Investigation showed that the problem is in writing to nonzero attachments of a framebuffer objects. I managed to reproduce the problem with a minimal test on RX550, RX590 and RX400 series hardware.
I prepared a minimal test pack, where the application creates an FBO with six RGBA UNSIGNED_BYTE attachments and renders 100 fullscreen rects per frame to it. There are four executables with four patterns of writing:
1) Writing shader output 0 to attachment 0. Only output 0 is routed to the framebuffer with glDrawBuffers. All other outputs are set to GL_NONE.
2) Same as 1), but with output and attachment 1.
3) Writing output 0 to attachment 0, but all six shader outputs are routed to attachments 0..6 respectively, and all drawbuffers except 0 are masked with glColorMaski.
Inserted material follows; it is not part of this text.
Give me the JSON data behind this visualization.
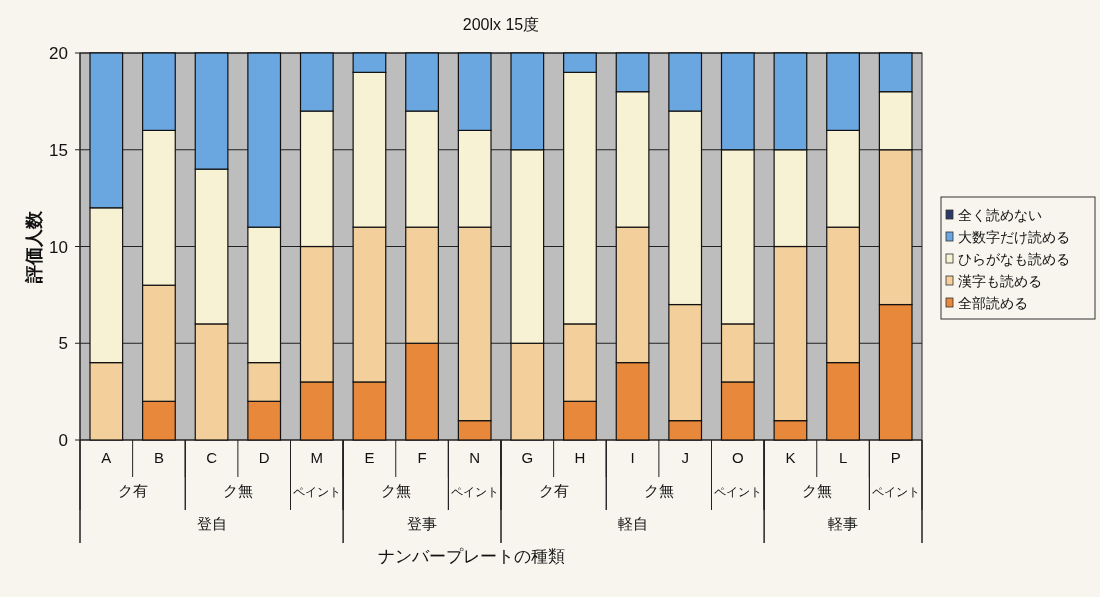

4) Same as 3, but for attachment 1.
I run all tests on two machines with almost similar CPUs and following GPUs:
AMD Radeon RX550, driver version 19.30.01.16
Nvidia Geforce GTX 650 Ti, which is ~2x less powerful than RX550
and got these results (column titles are executable names):
|Radeon RX550||350 FPS||185 FPS||330 FPS||175 FPS|
|Geforce GTX 650 Ti||195 FPS||195 FPS||195 FPS||235 FPS|
We see that when writing to nonzero attachment, AMD is much slower than less powerful nvidia GPU and than itself. Also global masking of drawbuffer output drops some fps.
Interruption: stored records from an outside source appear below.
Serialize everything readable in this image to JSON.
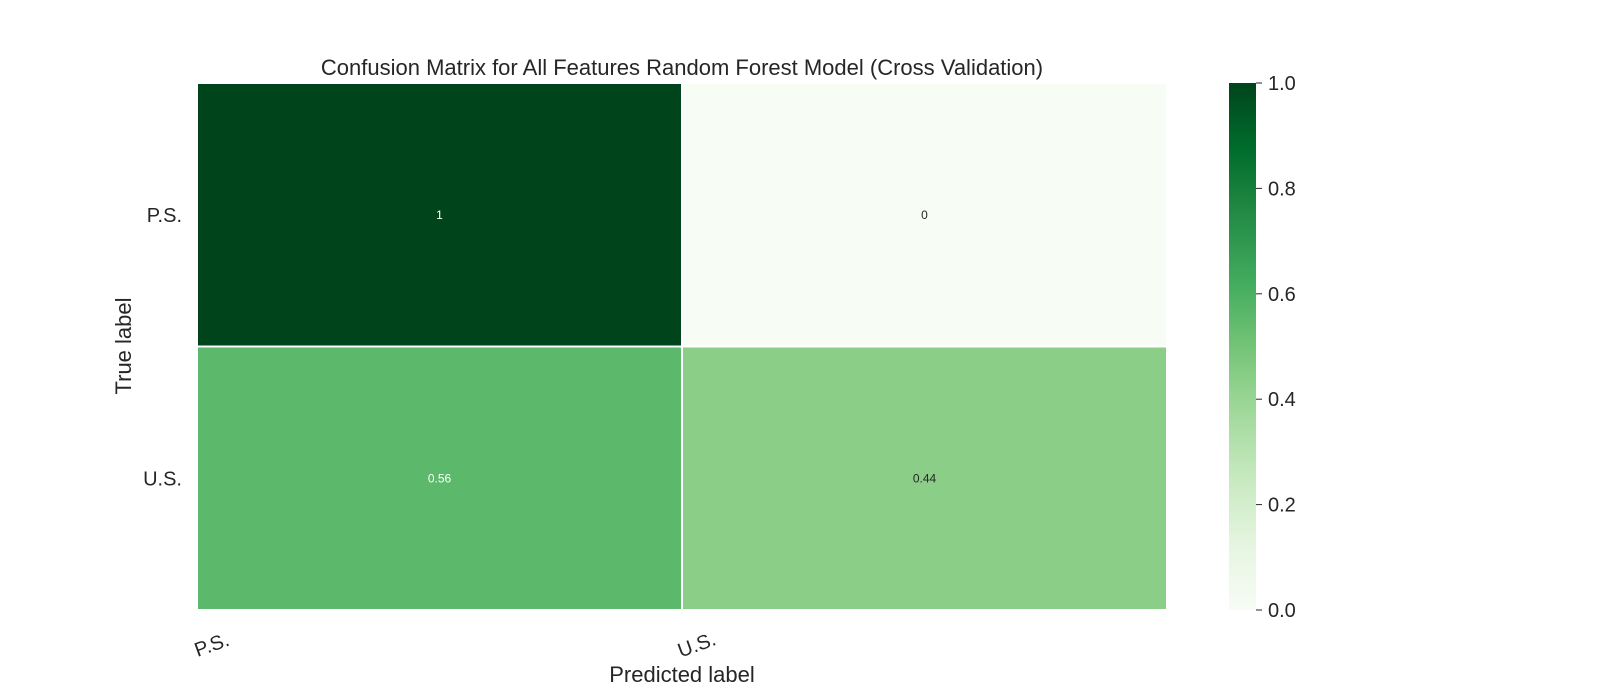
{
  "chart_data": {
    "type": "heatmap",
    "title": "Confusion Matrix for All Features Random Forest Model (Cross Validation)",
    "xlabel": "Predicted label",
    "ylabel": "True label",
    "x_categories": [
      "P.S.",
      "U.S."
    ],
    "y_categories": [
      "P.S.",
      "U.S."
    ],
    "values": [
      [
        1,
        0
      ],
      [
        0.56,
        0.44
      ]
    ],
    "cell_labels": [
      [
        "1",
        "0"
      ],
      [
        "0.56",
        "0.44"
      ]
    ],
    "colormap": "Greens",
    "colorbar": {
      "range": [
        0,
        1
      ],
      "ticks": [
        0,
        0.2,
        0.4,
        0.6,
        0.8,
        1
      ],
      "tick_labels": [
        "0.0",
        "0.2",
        "0.4",
        "0.6",
        "0.8",
        "1.0"
      ]
    },
    "grid": false,
    "cell_separator_color": "#ffffff"
  }
}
I also tried to use renderbuffers instead of textures, use other image formats (while the formats in tests are the most compatible ones), render to power-of-two sized framebuffer. Results were the same.
Explicitly turning off scissor, stencil and depth tests does not help.
If I decrease number of attachments or reduce framebuffer coverage by multiplying vertex coords by less then 1 value, test performance increases proportionally, and finally RX550 outperforms GTX 650 Ti.
glClear calls are also affected, and their performance under various conditions fits the above observations.
Pre-built test executables are attached to the post or can be downloaded from Google drive: FillrateTest.zip - Google Drive
Test sources (with MSVS-friendly cmake buildsystem) are available here: https://github.com/sergeyext/FillRate
All four programs show a black window and console with FPS counter.
My teammate launched tests on Radeon HD 3000 with Linux natively and using Wine. Both test runs exposed the same huge difference between attachment0 and attachment1 tests.
I can't tell exact driver version, but it's provided by Ubuntu 19.04 repos.
emcc --std=c++17 -O3 -s WASM=1 -s USE_GLFW=3 -s USE_WEBGL2=1 ./FillRate_attachment0_webgl.cpp -o attachment0.html
emcc --std=c++17 -O3 -s WASM=1 -s USE_GLFW=3 -s USE_WEBGL2=1 ./FillRate_attachment1_webgl.cpp -o attachment1.html
Both test programs issue a single drawcall:
glDrawArraysInstanced(GL_TRIANGLES, 0, 6, 1000);
First test: Firefox with default config, i.e. DirectX-backed ANGLE.
Unmasked Vendor: Google Inc.
Unmasked Renderer: ANGLE (Radeon RX550/550 Series Direct3D11 vs_5_0 ps_5_0)
attachment0: 38 FPS
attachment1: 38 FPS
Second test: Firefox with disabled ANGLE, (
webgl.disable-angle = true), using native OpenGL:
Unmasked Vendor: ATI Technologies Inc.
Unmasked Renderer: Radeon RX550/550 Series
attachment0: 38 FPS
attachment1: 19 FPS
We see that DirectX is not affected by the problem, and OpenGL issue is reproducible in WebGL.
Also started a question on Stackoverflow.